Speaker: Dr William Liu

Title: Building the Resilient and Energy-efficient Internet of Things (IoT) Networks.

Abstract :

The Internet of Things (IoT) networks are rapidly growing as an emerging information platform to share information and deliver new services, while it still has some challenging problems to be addressed such as service resilience and energy efficiency. The network service resilience is usually assured through the network survivability mechanisms such as over-provisioning of diverse and backup network resources. On the other hand, the network resource efficiency could be approached by switching off the unused network resources as much as possible. Therefore, there is an inherent contradiction involved in satisfying both service resilience and energy efficiency simultaneously.
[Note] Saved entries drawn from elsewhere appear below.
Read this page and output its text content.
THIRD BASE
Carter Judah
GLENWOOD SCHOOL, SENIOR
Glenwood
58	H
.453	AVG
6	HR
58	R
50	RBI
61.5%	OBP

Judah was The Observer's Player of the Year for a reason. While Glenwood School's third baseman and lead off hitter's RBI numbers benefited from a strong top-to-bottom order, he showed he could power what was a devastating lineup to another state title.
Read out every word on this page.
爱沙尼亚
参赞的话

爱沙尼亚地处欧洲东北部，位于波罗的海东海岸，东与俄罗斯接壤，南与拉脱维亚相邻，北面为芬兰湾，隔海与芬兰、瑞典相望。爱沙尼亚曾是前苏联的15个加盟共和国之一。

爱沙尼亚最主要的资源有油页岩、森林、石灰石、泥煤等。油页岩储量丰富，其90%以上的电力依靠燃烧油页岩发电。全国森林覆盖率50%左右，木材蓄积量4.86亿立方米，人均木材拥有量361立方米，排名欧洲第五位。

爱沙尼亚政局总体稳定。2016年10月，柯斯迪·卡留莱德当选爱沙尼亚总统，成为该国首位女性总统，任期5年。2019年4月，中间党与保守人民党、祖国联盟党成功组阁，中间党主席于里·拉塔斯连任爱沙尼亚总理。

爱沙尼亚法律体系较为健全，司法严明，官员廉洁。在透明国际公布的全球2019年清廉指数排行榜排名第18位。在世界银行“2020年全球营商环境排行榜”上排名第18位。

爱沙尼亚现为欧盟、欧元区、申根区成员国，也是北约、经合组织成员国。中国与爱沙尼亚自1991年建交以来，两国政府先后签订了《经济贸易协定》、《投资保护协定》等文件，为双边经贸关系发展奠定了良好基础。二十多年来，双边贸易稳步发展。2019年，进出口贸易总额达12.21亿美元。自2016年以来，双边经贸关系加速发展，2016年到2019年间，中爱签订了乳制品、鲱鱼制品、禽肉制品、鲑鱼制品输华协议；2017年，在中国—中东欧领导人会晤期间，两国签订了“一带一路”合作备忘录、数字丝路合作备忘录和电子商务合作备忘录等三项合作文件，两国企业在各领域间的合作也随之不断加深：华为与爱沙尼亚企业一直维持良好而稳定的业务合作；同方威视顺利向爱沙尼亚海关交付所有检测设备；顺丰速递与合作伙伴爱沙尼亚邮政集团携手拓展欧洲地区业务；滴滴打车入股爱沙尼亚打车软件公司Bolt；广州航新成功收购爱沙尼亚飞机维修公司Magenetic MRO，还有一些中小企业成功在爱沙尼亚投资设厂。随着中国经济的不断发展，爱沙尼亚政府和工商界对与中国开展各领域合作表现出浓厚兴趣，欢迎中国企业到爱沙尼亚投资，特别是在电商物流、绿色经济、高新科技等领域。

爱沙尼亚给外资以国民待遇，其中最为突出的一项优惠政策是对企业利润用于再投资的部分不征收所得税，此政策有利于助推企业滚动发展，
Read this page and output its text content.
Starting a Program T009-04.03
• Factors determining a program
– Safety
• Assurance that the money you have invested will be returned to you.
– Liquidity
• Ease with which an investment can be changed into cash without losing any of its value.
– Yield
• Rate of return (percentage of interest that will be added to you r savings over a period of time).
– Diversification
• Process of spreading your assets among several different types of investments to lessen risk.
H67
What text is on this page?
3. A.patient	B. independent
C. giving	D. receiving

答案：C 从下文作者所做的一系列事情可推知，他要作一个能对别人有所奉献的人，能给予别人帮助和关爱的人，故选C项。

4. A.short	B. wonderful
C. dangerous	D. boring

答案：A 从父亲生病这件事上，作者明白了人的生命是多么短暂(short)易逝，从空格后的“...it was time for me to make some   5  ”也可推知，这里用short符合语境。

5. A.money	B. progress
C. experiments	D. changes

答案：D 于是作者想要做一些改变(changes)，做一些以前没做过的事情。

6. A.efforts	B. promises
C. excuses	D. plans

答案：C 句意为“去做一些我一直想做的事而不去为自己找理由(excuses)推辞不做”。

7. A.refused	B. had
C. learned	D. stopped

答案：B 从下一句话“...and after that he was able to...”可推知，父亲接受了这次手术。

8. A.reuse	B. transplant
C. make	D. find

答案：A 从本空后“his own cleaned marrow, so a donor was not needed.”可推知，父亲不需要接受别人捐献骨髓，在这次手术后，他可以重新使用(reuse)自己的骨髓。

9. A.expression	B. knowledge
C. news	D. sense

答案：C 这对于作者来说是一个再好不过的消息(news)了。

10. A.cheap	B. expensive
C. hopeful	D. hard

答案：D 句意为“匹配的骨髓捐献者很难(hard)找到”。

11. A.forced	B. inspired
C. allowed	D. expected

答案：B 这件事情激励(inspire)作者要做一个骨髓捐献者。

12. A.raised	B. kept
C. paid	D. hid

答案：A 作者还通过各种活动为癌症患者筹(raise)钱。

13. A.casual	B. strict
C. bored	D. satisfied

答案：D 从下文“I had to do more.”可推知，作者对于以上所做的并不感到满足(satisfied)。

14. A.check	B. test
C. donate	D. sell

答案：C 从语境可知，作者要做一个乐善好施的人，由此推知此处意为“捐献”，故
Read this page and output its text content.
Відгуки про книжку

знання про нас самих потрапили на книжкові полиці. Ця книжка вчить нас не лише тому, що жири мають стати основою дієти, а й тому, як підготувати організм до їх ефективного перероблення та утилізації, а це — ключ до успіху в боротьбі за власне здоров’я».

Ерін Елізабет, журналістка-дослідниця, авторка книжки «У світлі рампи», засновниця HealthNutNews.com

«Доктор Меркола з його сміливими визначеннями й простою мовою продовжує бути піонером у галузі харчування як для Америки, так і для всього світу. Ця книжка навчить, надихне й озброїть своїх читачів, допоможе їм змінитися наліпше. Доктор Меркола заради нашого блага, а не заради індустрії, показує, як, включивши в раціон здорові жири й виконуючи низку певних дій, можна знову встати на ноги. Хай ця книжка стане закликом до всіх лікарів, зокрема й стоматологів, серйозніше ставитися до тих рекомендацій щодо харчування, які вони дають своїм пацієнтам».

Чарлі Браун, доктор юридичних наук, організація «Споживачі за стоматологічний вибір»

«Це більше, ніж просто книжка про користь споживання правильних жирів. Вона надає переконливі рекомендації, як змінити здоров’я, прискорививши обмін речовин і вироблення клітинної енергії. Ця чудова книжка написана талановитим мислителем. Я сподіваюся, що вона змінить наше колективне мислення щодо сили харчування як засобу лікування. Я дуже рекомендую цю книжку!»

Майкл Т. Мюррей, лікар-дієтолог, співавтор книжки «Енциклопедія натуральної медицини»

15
In this talk, I will discuss the IoT network design requirements for service resiliency and resource efficiency, as well as present our recent work to alleviate this conflict.

Biography:

William Liu is currently a Senior Lecturer in the Department of Information Technology and Software Engineering, School of Engineering, Computer and Mathematical Sciences at the Auckland University of Technology, New Zealand. He holds a Masters degree and a PhD degree in Electrical and Computer Engineering, both obtained at the University of Canterbury, New Zealand in 2005 and 2010 respectively. He had been working as a network planner and designer in Beijing Telecom in China for 5 years before he immigrated to New Zealand in 2002. He has co-authored more than 80 papers published in international journals and conferences, and he participates in the Program Committees of several premier IEEE conferences including INFOCOM, GLOBECOM, ICC, GreenCom, CloudNet, DRCN, RNDM and ATNAC. He is the Founding Chair of IEEE Vehicular Technology Society (VTS) New Zealand North Chapter. His main research interests are in the design and performance evaluation of the architecture and protocols for packet-oriented networks. He is working especially in the areas of network survivability, sustainability and trustworthy computing.